The team on the ground is simply amazing, an excellent combination of quality research with ongoing, long term work with the local communities to resolve the human-elephant conflict. And while the accommodation is very basic, for me it was part of the adventure!
Katarzyna Jezierska, 2021
The three weeks at the Elephant Project have gone by quickly. What I valued most about the project was the work we did that was geared towards reducing human/elephant conflict. Project Orange Elephant—both planting and monitoring the orange tree saplings—was a rewarding experience. While at times the work was hard, never was I asked to do any more than I could handle and plenty of breaks were allowed during the hot part of the day. Of course, monitoring the elephants in the afternoon and early evening was always a joy. As for the staff they were helpful, friendly and fun all at the same time. Questions about things were handled very well by those in charge. Also, they were very good about looking after our welfare when it came to health issues. The food was adequate as to expectations. The accommodations, while a bit simple, were also adequate to meet my immediate needs for sleep and hygiene. Overall, I met some very nice people, learned a lot about the fauna and culture of Sri Lanka and enjoyed my stay very much.
Todd Soyck, 2019
I learned so much about elephants and noticed how different the Sri Lankan elephants are from African elephants. I really enjoyed all the activities, and the staff on the project were knowledgable and helpful.
Julie Grosso, 2018
I will never forget waking up from sleeping in the truck and there was an elephant in the road! I was impressed by the level of knowledge those in charge of the project were able to share and the friendliness of all the staff.
Alice Yogasundram, 2018
I have never felt more tranquil or at peace in my life as I sat looking out into the dense jungle and misty mountains each morning which was the view from the accommodation. Seeing wild elephants was completely indescribable and I have learnt a great deal about them. The locals are some of the most welcoming people you will ever meet. I will be back!

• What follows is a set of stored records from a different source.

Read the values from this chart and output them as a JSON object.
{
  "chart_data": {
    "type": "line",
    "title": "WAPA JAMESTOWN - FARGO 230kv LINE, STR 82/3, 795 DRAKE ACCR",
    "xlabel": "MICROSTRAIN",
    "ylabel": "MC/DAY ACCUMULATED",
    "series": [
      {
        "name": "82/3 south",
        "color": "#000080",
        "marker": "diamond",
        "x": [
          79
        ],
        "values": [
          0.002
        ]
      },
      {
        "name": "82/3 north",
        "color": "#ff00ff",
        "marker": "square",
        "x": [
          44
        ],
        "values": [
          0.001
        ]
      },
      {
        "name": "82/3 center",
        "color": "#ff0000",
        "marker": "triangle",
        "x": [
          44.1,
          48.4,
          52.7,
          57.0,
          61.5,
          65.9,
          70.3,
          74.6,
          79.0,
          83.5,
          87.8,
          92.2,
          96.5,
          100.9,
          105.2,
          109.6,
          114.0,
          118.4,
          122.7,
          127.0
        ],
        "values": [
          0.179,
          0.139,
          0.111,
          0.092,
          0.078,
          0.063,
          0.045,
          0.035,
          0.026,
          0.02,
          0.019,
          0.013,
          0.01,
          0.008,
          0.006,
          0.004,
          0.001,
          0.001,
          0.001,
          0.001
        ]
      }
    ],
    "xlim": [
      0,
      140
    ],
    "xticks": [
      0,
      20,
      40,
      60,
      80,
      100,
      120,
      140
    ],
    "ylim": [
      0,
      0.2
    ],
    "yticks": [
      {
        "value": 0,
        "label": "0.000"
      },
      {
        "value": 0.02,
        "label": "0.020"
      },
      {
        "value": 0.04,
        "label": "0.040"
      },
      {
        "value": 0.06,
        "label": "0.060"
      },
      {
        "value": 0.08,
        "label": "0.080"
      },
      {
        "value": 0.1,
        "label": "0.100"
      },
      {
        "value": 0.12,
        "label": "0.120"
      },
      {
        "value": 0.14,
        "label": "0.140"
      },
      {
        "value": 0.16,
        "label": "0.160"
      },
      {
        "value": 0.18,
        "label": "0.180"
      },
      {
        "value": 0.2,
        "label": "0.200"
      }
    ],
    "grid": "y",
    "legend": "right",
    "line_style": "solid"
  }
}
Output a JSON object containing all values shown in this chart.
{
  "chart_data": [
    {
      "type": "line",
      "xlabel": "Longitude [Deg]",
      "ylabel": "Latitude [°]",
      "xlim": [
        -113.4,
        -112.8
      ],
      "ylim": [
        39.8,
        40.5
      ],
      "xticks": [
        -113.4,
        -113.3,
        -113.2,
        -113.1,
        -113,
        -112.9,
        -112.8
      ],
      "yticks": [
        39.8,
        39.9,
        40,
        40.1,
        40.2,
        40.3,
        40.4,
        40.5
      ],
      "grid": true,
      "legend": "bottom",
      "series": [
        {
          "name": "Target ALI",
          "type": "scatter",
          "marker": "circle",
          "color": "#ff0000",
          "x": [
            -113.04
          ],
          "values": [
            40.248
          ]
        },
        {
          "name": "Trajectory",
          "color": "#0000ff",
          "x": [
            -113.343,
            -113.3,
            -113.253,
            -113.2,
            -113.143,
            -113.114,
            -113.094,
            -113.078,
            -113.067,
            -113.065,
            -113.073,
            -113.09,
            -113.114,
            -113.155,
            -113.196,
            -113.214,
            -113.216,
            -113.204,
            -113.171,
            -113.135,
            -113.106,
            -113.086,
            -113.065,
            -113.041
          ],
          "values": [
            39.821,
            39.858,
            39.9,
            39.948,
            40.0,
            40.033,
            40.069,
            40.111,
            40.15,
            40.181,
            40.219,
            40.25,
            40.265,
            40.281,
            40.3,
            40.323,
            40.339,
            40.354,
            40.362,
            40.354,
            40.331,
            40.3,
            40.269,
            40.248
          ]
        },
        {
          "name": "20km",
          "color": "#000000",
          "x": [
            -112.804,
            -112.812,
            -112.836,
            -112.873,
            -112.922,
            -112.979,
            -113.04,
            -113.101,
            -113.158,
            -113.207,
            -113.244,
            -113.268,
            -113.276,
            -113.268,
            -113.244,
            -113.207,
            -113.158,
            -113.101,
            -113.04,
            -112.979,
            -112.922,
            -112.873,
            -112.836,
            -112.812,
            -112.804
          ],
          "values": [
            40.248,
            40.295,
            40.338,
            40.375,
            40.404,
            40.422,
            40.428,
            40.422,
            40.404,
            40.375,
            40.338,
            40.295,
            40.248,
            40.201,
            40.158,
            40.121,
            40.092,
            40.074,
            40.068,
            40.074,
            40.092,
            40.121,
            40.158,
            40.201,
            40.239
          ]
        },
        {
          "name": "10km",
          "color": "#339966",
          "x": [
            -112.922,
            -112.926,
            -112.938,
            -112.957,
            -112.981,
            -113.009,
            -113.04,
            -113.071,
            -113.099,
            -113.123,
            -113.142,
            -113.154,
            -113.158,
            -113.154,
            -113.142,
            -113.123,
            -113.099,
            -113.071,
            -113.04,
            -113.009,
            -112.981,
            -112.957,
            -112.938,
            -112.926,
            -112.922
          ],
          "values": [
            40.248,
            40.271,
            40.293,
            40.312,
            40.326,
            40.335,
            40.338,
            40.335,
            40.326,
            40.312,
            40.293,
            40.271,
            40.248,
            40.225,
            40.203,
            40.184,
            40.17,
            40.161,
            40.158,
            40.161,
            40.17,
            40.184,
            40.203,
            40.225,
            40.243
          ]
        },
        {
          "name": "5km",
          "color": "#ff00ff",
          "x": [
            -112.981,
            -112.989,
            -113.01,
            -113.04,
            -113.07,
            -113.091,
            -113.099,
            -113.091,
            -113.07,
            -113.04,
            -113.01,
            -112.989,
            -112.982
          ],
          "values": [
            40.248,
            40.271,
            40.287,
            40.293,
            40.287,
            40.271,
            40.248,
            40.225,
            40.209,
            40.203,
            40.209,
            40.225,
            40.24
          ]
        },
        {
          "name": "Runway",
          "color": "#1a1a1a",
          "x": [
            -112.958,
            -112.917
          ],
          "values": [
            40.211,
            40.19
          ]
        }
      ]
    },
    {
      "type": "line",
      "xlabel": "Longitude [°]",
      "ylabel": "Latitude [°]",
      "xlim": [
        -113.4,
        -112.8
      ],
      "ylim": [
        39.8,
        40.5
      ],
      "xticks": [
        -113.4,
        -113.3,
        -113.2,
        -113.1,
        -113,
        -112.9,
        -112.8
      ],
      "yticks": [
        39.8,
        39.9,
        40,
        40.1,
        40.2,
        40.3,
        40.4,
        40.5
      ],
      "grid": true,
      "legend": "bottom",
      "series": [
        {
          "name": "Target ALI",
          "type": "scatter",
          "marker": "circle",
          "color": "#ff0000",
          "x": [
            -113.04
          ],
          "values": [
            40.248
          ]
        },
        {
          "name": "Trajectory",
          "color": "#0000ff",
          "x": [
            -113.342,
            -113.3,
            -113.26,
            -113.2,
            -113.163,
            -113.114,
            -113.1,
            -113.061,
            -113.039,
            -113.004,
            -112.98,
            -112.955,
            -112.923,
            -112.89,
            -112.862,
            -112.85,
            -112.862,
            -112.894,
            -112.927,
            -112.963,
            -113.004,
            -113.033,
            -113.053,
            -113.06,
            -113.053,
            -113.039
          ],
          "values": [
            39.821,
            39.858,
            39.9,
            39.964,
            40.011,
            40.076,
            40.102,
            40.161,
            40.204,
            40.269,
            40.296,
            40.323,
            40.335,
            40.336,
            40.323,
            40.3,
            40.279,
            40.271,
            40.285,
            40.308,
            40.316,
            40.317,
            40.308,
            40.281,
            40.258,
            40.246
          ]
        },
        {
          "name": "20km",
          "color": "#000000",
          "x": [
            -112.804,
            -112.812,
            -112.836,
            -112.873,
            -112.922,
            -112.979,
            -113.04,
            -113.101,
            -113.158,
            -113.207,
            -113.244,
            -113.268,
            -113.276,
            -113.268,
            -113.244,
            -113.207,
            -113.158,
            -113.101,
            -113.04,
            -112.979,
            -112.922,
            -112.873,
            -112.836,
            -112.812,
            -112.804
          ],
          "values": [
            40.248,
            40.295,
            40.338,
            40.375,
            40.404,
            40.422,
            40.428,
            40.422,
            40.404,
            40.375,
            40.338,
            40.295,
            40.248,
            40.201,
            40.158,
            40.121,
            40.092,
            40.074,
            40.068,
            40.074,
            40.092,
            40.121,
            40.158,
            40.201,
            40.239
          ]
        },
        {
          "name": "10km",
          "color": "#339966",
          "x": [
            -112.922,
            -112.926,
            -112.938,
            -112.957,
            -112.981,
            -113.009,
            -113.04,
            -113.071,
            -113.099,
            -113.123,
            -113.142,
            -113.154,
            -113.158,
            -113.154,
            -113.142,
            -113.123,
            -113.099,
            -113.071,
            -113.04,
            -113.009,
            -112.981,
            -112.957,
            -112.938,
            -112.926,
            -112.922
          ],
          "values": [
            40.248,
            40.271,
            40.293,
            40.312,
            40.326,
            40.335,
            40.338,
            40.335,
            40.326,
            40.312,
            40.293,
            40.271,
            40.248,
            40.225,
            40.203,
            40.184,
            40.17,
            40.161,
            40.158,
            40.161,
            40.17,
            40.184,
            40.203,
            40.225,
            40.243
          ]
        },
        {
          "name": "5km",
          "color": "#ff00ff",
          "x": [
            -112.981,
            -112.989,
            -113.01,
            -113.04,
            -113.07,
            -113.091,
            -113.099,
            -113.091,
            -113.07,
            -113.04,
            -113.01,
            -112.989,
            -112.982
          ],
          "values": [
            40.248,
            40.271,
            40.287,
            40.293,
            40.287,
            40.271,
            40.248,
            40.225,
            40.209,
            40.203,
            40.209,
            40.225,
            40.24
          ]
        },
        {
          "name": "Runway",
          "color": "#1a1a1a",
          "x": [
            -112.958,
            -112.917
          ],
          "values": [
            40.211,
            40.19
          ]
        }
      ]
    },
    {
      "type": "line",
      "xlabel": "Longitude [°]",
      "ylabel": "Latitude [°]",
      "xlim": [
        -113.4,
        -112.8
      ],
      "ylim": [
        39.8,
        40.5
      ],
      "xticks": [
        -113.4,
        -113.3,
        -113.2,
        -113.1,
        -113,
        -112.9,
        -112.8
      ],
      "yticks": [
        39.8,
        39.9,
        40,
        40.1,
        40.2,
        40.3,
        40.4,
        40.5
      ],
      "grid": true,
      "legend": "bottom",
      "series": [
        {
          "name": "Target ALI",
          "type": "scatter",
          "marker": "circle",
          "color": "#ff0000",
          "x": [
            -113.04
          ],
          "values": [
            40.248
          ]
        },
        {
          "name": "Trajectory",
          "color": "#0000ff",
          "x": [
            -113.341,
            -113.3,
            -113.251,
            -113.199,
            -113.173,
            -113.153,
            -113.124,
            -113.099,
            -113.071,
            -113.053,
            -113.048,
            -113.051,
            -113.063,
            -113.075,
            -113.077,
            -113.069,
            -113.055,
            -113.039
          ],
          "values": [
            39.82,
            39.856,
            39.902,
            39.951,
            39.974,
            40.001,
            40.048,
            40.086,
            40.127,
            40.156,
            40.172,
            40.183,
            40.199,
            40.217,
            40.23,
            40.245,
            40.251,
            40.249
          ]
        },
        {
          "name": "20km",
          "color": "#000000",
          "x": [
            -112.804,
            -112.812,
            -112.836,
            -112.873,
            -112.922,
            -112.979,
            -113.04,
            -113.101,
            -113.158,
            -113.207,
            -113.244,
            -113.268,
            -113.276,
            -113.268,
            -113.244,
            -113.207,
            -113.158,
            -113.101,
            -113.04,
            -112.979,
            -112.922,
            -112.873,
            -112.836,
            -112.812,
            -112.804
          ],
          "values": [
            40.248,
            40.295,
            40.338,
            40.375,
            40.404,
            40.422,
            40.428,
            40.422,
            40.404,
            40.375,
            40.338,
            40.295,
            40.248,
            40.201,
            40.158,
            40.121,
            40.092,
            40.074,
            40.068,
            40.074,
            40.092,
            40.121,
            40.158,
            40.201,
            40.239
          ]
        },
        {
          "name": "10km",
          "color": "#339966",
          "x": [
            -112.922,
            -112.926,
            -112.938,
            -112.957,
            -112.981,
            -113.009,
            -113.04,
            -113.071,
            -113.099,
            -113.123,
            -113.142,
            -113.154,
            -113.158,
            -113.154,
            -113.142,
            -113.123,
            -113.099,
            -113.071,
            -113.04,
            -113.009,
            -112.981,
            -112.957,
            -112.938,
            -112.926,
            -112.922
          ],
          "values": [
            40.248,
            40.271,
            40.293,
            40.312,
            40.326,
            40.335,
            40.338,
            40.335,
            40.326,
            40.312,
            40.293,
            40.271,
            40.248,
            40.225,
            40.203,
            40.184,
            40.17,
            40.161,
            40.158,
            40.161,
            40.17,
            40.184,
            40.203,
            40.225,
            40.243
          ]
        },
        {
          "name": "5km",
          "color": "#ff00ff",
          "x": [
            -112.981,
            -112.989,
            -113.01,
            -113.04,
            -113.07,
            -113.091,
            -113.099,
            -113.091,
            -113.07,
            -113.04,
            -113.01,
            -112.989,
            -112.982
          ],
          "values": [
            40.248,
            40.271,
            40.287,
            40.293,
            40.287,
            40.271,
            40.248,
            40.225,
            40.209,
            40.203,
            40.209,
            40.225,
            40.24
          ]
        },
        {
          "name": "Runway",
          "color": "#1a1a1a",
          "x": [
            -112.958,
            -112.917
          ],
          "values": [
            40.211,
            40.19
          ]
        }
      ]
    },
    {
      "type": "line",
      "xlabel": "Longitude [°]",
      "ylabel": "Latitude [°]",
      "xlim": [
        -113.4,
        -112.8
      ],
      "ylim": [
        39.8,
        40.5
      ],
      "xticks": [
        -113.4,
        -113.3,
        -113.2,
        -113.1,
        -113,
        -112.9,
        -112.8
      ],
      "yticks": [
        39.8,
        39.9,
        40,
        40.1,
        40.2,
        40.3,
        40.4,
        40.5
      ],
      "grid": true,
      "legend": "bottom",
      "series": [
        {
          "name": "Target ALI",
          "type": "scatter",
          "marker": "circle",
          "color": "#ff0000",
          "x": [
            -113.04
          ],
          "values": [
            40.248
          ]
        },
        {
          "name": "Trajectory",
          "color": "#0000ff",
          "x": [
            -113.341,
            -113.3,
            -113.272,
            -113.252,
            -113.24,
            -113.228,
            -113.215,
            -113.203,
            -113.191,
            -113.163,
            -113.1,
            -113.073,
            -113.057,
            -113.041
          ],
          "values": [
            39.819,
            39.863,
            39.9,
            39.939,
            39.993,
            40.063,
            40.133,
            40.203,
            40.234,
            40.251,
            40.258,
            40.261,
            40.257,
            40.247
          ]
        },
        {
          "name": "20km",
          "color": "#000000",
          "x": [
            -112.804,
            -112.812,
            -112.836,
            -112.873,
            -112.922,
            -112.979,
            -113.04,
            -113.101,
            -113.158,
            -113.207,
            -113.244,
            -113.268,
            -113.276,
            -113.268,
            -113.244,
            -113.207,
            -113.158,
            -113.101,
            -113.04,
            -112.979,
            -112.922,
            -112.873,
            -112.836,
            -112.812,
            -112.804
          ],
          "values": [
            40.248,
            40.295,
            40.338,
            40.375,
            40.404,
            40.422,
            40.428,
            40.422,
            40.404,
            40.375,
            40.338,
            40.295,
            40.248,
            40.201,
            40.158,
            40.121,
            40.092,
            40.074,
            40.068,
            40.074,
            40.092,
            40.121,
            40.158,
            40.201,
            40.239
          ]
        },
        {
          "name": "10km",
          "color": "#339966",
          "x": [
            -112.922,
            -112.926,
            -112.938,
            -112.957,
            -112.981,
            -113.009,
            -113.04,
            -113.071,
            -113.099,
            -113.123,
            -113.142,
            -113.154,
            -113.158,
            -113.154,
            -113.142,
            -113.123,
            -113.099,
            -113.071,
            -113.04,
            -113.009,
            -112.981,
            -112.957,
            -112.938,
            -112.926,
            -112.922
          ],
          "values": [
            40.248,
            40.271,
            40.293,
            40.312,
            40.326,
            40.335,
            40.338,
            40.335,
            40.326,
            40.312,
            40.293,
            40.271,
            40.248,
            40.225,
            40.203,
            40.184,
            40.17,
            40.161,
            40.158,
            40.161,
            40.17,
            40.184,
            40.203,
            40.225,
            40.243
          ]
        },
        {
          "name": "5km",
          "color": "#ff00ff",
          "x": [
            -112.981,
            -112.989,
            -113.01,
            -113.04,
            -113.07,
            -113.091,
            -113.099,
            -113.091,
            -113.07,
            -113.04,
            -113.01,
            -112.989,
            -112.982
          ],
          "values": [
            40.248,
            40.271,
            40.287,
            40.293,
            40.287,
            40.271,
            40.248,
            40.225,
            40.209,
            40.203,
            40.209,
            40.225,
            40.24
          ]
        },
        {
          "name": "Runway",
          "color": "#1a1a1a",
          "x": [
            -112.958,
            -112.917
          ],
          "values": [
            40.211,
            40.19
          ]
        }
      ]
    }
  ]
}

One of my favourite experiences here, that may seem somewhat trivial, is just spending time at the field-house with the other volunteers and the staff. The locals have such vibrant and warm personalities that make staying here so much more enjoyable. My time spent working for elephants has been the most memorable, exciting and worthwhile two months of my life. The staff and fellow volunteers have been so welcoming and I immediately felt at home here.
Mary O'Gorman, 2018
My favourite moment was the first time I saw a family of elephants; the parents, children, uncle, aunt and cousins. They adore their families.
Imogen Cauthery, 2016
I volunteered here for three weeks in September, and I had the most amazing time. I learnt immeasurable amounts about the elephants and the relationship between the elephants and the local villagers. We also monitored the use of the elephant corridor, and interacted with the villagers regularly to educate them and try to improve their relationship with the elephants. I wish I could have worked on the project for longer!
It was great to be so immersed in rustic jungle life. We managed to see elephants every day and I really enjoyed volunteering with elephants and tracking them. There is obviously great conflict between people and elephants here, so to be involved with trying to counteract this was an experience I’ll never forget!
Being able to witness and understand the complex and harsh reality of human/elephant conflict whilst seeing herds of elephants nearly every day was absolutely incredible.